Prep 15 mins
Cook 15 mins
This is a full English brreakfast version of the classic Spanish omelet conveniently cooked in one pan.
- 8 ounces potatoes, peeled and cut into small chunks
- 4 sausages, cut into quarters
- 2 tablespoons sunflower oil
- 5 slices bacon, halved
- 1 ounce butter
- 4 ounces small mushrooms, wiped clean
- 6 -8 eggs
- 2 tomatoes, cut into wedges
- salt and pepper
- Boil the potatoes in a salted water for 7-8 mins until just tender, drain and set aside.
- Heat1 tbs of the oil in a large (9in) non stick frying pan, add the sausage quarters and fry for 2 mins, turning until golden.
- Transfer sausages to a plate and fry the bacon pieces for 1 min on each side.
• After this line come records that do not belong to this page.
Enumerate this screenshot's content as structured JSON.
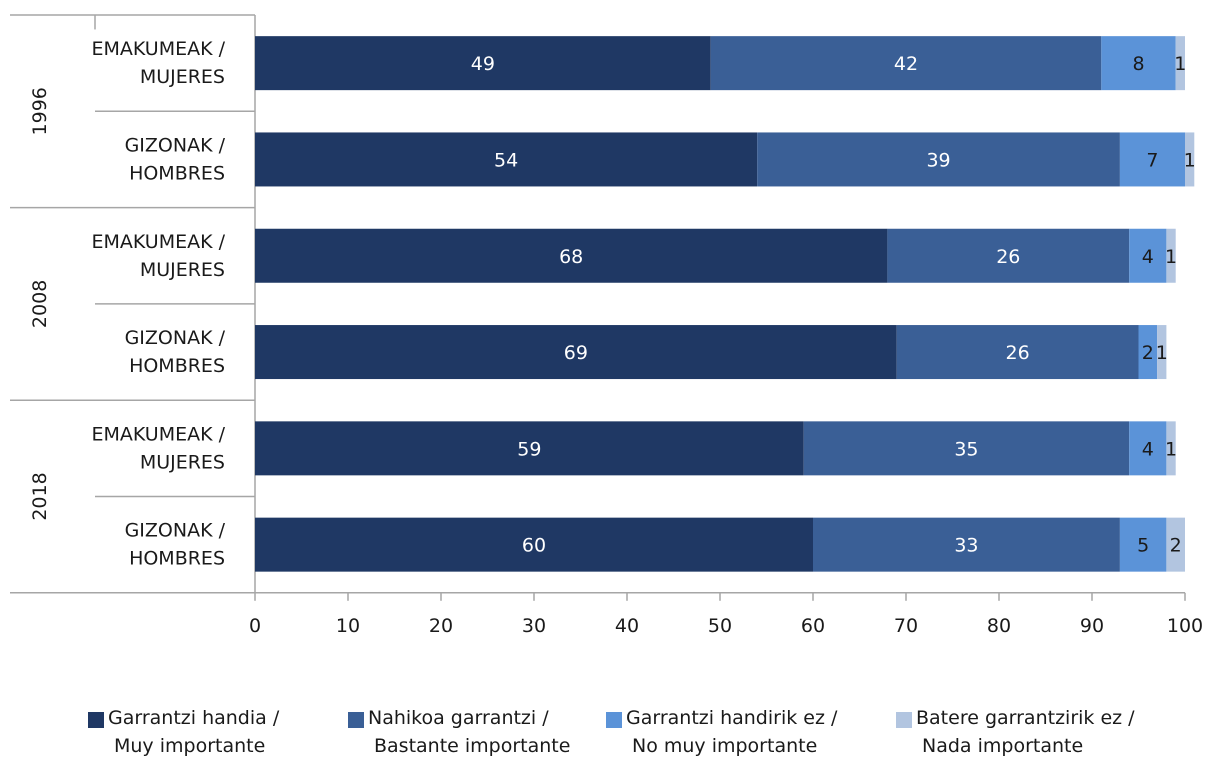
{
  "chart_data": {
    "type": "bar",
    "orientation": "horizontal",
    "stacked": true,
    "groups": [
      {
        "label": "1996",
        "rows": [
          {
            "label": [
              "EMAKUMEAK /",
              "MUJERES"
            ],
            "values": [
              49,
              42,
              8,
              1
            ]
          },
          {
            "label": [
              "GIZONAK /",
              "HOMBRES"
            ],
            "values": [
              54,
              39,
              7,
              1
            ]
          }
        ]
      },
      {
        "label": "2008",
        "rows": [
          {
            "label": [
              "EMAKUMEAK /",
              "MUJERES"
            ],
            "values": [
              68,
              26,
              4,
              1
            ]
          },
          {
            "label": [
              "GIZONAK /",
              "HOMBRES"
            ],
            "values": [
              69,
              26,
              2,
              1
            ]
          }
        ]
      },
      {
        "label": "2018",
        "rows": [
          {
            "label": [
              "EMAKUMEAK /",
              "MUJERES"
            ],
            "values": [
              59,
              35,
              4,
              1
            ]
          },
          {
            "label": [
              "GIZONAK /",
              "HOMBRES"
            ],
            "values": [
              60,
              33,
              5,
              2
            ]
          }
        ]
      }
    ],
    "series": [
      {
        "name": [
          "Garrantzi handia /",
          "Muy importante"
        ],
        "color": "#1f3864"
      },
      {
        "name": [
          "Nahikoa garrantzi /",
          "Bastante importante"
        ],
        "color": "#3a5f96"
      },
      {
        "name": [
          "Garrantzi handirik ez /",
          "No muy importante"
        ],
        "color": "#5b93d8"
      },
      {
        "name": [
          "Batere garrantzirik ez /",
          "Nada importante"
        ],
        "color": "#b2c5e0"
      }
    ],
    "xlim": [
      0,
      100
    ],
    "xticks": [
      0,
      10,
      20,
      30,
      40,
      50,
      60,
      70,
      80,
      90,
      100
    ],
    "grid": false,
    "legend_position": "bottom",
    "title": "",
    "xlabel": "",
    "ylabel": ""
  }
}
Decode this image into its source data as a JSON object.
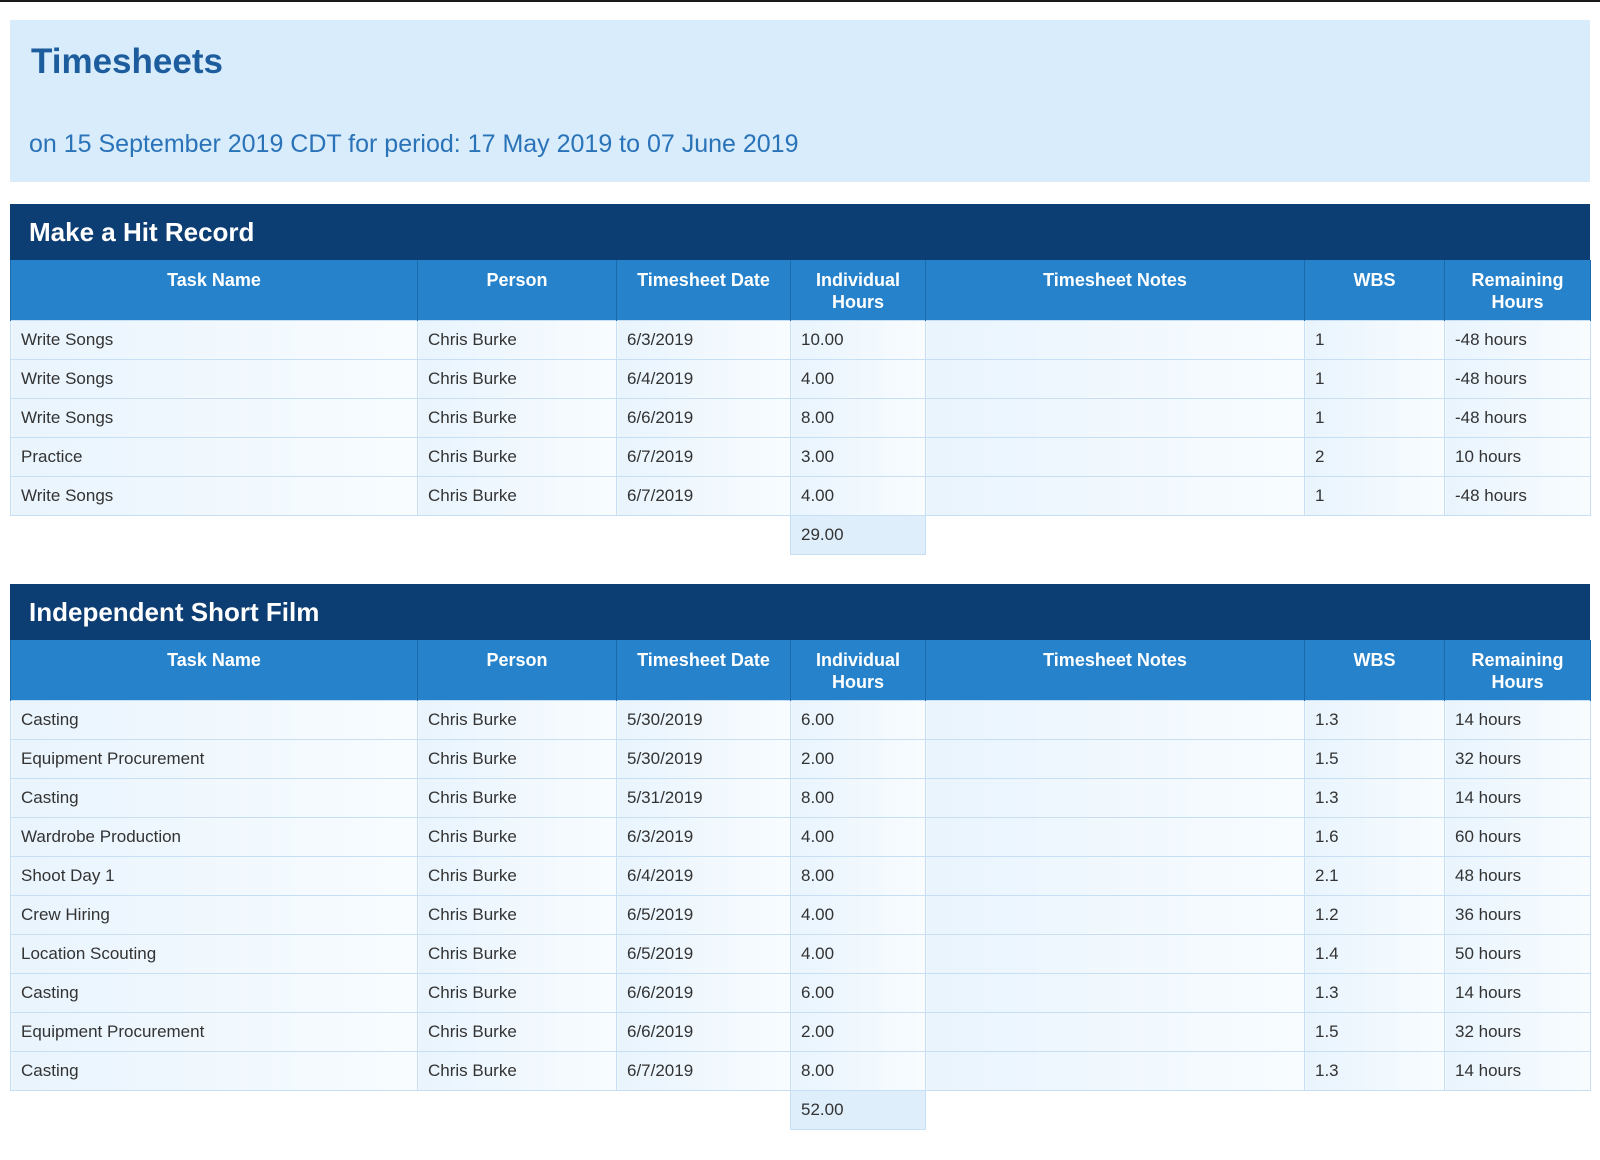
{
  "header": {
    "title": "Timesheets",
    "subtitle": "on 15 September 2019 CDT for period: 17 May 2019 to 07 June 2019"
  },
  "columns": {
    "task": "Task Name",
    "person": "Person",
    "date": "Timesheet Date",
    "hours_line1": "Individual",
    "hours_line2": "Hours",
    "notes": "Timesheet Notes",
    "wbs": "WBS",
    "remaining_line1": "Remaining",
    "remaining_line2": "Hours"
  },
  "projects": [
    {
      "name": "Make a Hit Record",
      "total": "29.00",
      "rows": [
        {
          "task": "Write Songs",
          "person": "Chris Burke",
          "date": "6/3/2019",
          "hours": "10.00",
          "notes": "",
          "wbs": "1",
          "remaining": "-48 hours"
        },
        {
          "task": "Write Songs",
          "person": "Chris Burke",
          "date": "6/4/2019",
          "hours": "4.00",
          "notes": "",
          "wbs": "1",
          "remaining": "-48 hours"
        },
        {
          "task": "Write Songs",
          "person": "Chris Burke",
          "date": "6/6/2019",
          "hours": "8.00",
          "notes": "",
          "wbs": "1",
          "remaining": "-48 hours"
        },
        {
          "task": "Practice",
          "person": "Chris Burke",
          "date": "6/7/2019",
          "hours": "3.00",
          "notes": "",
          "wbs": "2",
          "remaining": "10 hours"
        },
        {
          "task": "Write Songs",
          "person": "Chris Burke",
          "date": "6/7/2019",
          "hours": "4.00",
          "notes": "",
          "wbs": "1",
          "remaining": "-48 hours"
        }
      ]
    },
    {
      "name": "Independent Short Film",
      "total": "52.00",
      "rows": [
        {
          "task": "Casting",
          "person": "Chris Burke",
          "date": "5/30/2019",
          "hours": "6.00",
          "notes": "",
          "wbs": "1.3",
          "remaining": "14 hours"
        },
        {
          "task": "Equipment Procurement",
          "person": "Chris Burke",
          "date": "5/30/2019",
          "hours": "2.00",
          "notes": "",
          "wbs": "1.5",
          "remaining": "32 hours"
        },
        {
          "task": "Casting",
          "person": "Chris Burke",
          "date": "5/31/2019",
          "hours": "8.00",
          "notes": "",
          "wbs": "1.3",
          "remaining": "14 hours"
        },
        {
          "task": "Wardrobe Production",
          "person": "Chris Burke",
          "date": "6/3/2019",
          "hours": "4.00",
          "notes": "",
          "wbs": "1.6",
          "remaining": "60 hours"
        },
        {
          "task": "Shoot Day 1",
          "person": "Chris Burke",
          "date": "6/4/2019",
          "hours": "8.00",
          "notes": "",
          "wbs": "2.1",
          "remaining": "48 hours"
        },
        {
          "task": "Crew Hiring",
          "person": "Chris Burke",
          "date": "6/5/2019",
          "hours": "4.00",
          "notes": "",
          "wbs": "1.2",
          "remaining": "36 hours"
        },
        {
          "task": "Location Scouting",
          "person": "Chris Burke",
          "date": "6/5/2019",
          "hours": "4.00",
          "notes": "",
          "wbs": "1.4",
          "remaining": "50 hours"
        },
        {
          "task": "Casting",
          "person": "Chris Burke",
          "date": "6/6/2019",
          "hours": "6.00",
          "notes": "",
          "wbs": "1.3",
          "remaining": "14 hours"
        },
        {
          "task": "Equipment Procurement",
          "person": "Chris Burke",
          "date": "6/6/2019",
          "hours": "2.00",
          "notes": "",
          "wbs": "1.5",
          "remaining": "32 hours"
        },
        {
          "task": "Casting",
          "person": "Chris Burke",
          "date": "6/7/2019",
          "hours": "8.00",
          "notes": "",
          "wbs": "1.3",
          "remaining": "14 hours"
        }
      ]
    }
  ]
}
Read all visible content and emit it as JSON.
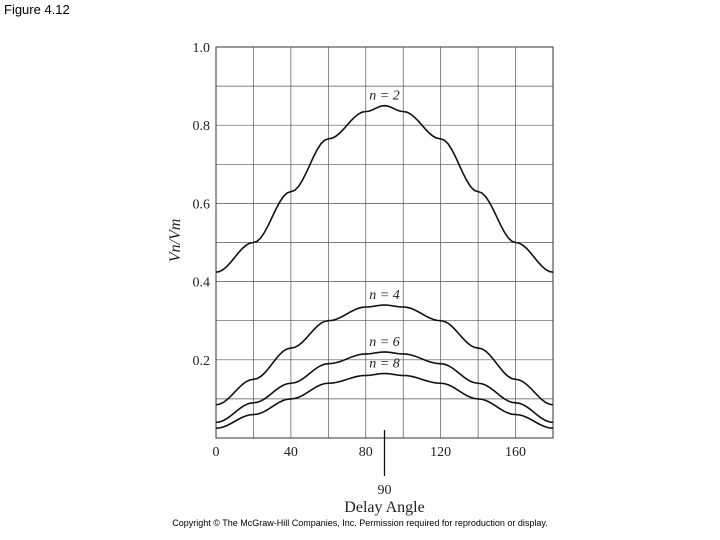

Set aside with the sausages.
- Add the remaining oil and half the butter to the pan, add the potatoes and fry for 5-6 minutes until crisp and golden. Season and set aside.
- Place the rest of the butter in the pan with the mushrooms and some seasoning and fry for 1 minute.
- Return the sausages, bacon and potatoes to the pan and arrange them over the base so that eventually, every slice will get a bit of everything.
- Beat the eggs with same salt and pepper and pour into the pan. Cook on a low heat for 15 mins until almost set.
- Preheat the broiler to medium-high.
- Season the tomato wedges with a little salt and pepper and arrange them over the top of the tortilla.
- Slide the pan under the broiler for 2-3 mins until the tortilla is sllightly browned and the tomatoes are hot. Serve cut into wedges.